On Wed, Mar 4, 2020 at 10:42 AM Nikita Popov <nikita....@gmail.com> wrote:

> The only issue I ran into is that this change has a negative impact on code
> using illegal comparison callbacks like this:
>
> usort($array, function($a, $b) {
>     return $a > $b;
> });
>
> Let's define what "negative impact" means in this regard.  Is it that one
still winds up with an essentially sorted array, but hitherto "stable
appering" output is now stable in a different way?  Or is the result
actually just NOT sorted in a way that a reasonable user would consider
correct (e.g. 5 sorted before "3")?

If it's the former, then I'm generally disinclined to be concerned about
the breakage.  We never made a promise about comparison equality
resolution, so moving to making a promise about it isn't violating anything.

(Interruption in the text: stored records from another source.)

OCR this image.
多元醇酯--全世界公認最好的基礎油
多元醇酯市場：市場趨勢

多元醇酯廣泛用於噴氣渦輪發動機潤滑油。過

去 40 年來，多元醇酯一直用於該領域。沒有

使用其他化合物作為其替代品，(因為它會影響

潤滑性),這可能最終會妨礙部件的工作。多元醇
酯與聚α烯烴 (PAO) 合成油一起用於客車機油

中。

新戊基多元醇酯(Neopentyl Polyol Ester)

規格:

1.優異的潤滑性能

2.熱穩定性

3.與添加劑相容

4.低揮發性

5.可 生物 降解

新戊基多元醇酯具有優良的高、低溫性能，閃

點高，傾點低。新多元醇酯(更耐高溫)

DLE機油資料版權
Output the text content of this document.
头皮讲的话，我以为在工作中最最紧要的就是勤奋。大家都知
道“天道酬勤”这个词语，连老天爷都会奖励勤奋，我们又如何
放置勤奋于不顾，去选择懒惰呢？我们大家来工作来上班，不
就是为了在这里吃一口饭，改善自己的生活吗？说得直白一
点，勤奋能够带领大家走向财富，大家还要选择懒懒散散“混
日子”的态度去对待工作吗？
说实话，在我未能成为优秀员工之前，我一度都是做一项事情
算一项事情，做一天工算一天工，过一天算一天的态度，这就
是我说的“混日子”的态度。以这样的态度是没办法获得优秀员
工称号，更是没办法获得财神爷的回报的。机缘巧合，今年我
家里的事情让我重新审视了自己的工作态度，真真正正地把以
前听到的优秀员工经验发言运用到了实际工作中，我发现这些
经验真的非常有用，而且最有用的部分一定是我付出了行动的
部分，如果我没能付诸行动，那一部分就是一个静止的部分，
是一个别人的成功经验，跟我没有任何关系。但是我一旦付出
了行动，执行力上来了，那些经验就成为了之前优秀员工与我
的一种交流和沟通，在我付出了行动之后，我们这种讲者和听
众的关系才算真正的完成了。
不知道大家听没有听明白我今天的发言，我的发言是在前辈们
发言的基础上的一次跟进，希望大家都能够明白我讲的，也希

> This kind of incorrect code will break under the proposed implementation,
> because we will now compare by original position if the comparison function
> reports equality. Because the comparator reports equality inconsistently
> (it says that $a == $b, but $b != $a), the sort results are also
> inconsistent.
>
> I read this user-space comparator as saying that values are never equal.
Sometimes $a > $b and $b > $a are both true, which is terrible.  But if
they never report equality, then position sorting should never come into
play.


> What do people think about this? Is there interest in making sorting
> stable? Is it okay to break code using illegal comparison callbacks?
>
> Generally +1, just curious about what breaks and how.